Need Help on How to provide a Start and Stop Date range Dynamically to my ActiveRecord Find?

I'd like to have my index page present the user with a Form for selecting a Date range

Example: Start 2008-06-19 End: 2008-06-29 and then pass this information into my ActiveRecord Find

I'm working with a legacy DB and with the help of the list Im able to do all my queries and understand what's going on but I'm having trouble figuring out the method to pass my gathered Date Range search to my Find.

I'm assuming I would want to use form tag and present this from the index page and results to the index page as well?

My Current Static Find: @reports = Report.find(:all, :conditions => "expiration_date between '2008-06-19' and '2008-06-29'", :order => 'expiration_date DESC')

Still just a newb but the power of ActiveRecord is fantastic.

thanks

Sc-

On your homepage build a form with two date_select fields in it, one called start_date and one called end_date. Then, in your controller action, you do

@reports = Report.find(:all, :conditions => {:expiration_date => (params[:start_date]..params[:end_date])})

ActiveRecord will automatically build the date range in the select statement based on your particular database adapter.

scottc12 wrote:

Thanks Brent, I was thinking I needed to build things in reports/index and then have them display in show which from my reading is for single returned ID. Your saying I can just add this to my homepage and then render. I assume I could also make this a single page with inline results using AJAX?

Thanks-- Sc-

From a usability point of view I'd put the search form on the index page and all other pages in the controller. That's up to you and your app design though. You're right that the show action should only be used for displaying single records, if your app is sticking to the RESTful conventions. That's not always appropriate, though, so it's up to you.

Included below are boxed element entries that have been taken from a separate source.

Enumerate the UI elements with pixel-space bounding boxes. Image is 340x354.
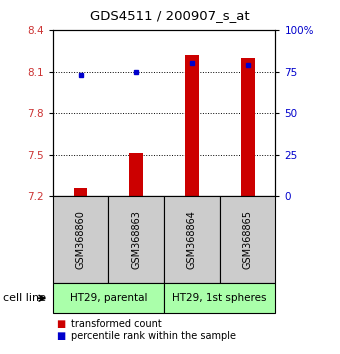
Text: GSM368864: GSM368864 xyxy=(187,210,197,269)
Text: cell line: cell line xyxy=(3,293,46,303)
Bar xyxy=(129,154,143,196)
Text: GDS4511 / 200907_s_at: GDS4511 / 200907_s_at xyxy=(90,9,250,22)
Text: transformed count: transformed count xyxy=(71,319,162,329)
Text: ■: ■ xyxy=(56,331,65,341)
Text: percentile rank within the sample: percentile rank within the sample xyxy=(71,331,236,341)
Text: HT29, parental: HT29, parental xyxy=(70,293,147,303)
Bar xyxy=(241,58,255,196)
Text: GSM368860: GSM368860 xyxy=(75,210,86,269)
Text: HT29, 1st spheres: HT29, 1st spheres xyxy=(172,293,267,303)
Text: ■: ■ xyxy=(56,319,65,329)
Text: GSM368863: GSM368863 xyxy=(131,210,141,269)
Bar xyxy=(73,188,87,196)
Bar xyxy=(185,55,199,196)
Text: GSM368865: GSM368865 xyxy=(242,210,253,269)
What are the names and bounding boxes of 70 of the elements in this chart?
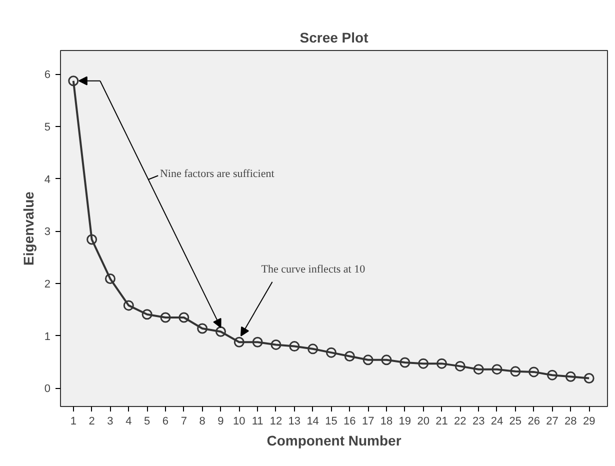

I tend to overload my index action to handle filtering: the view code for a search result is 99.9% the same as for a straight index -- the only difference is the line that generates the collection for display (and visual confirmation for the user that they're looking at a subset). For maximum DRYness I just check at the top of my index action if I'm running a search or not:

def index   if params[:search_param]     conditions = whatever   end   @reports = Report.find(:all, :conditions => conditions) end

Doing the same thing w/ ajax is near trivial: you just need an RJS template to render the response.

Brent

scottc12 wrote:

Thanks so much. I took your advice and created a new controller and have things successfully posting params. I should have started with a ROR complaint DB instead of working with a Legacy DB for my first "real" project. In any case I'm progressing and although its messy at the moment I'm functional. I'm going to spend the day soaking up ActiveRecord and cleaning up controllers and models.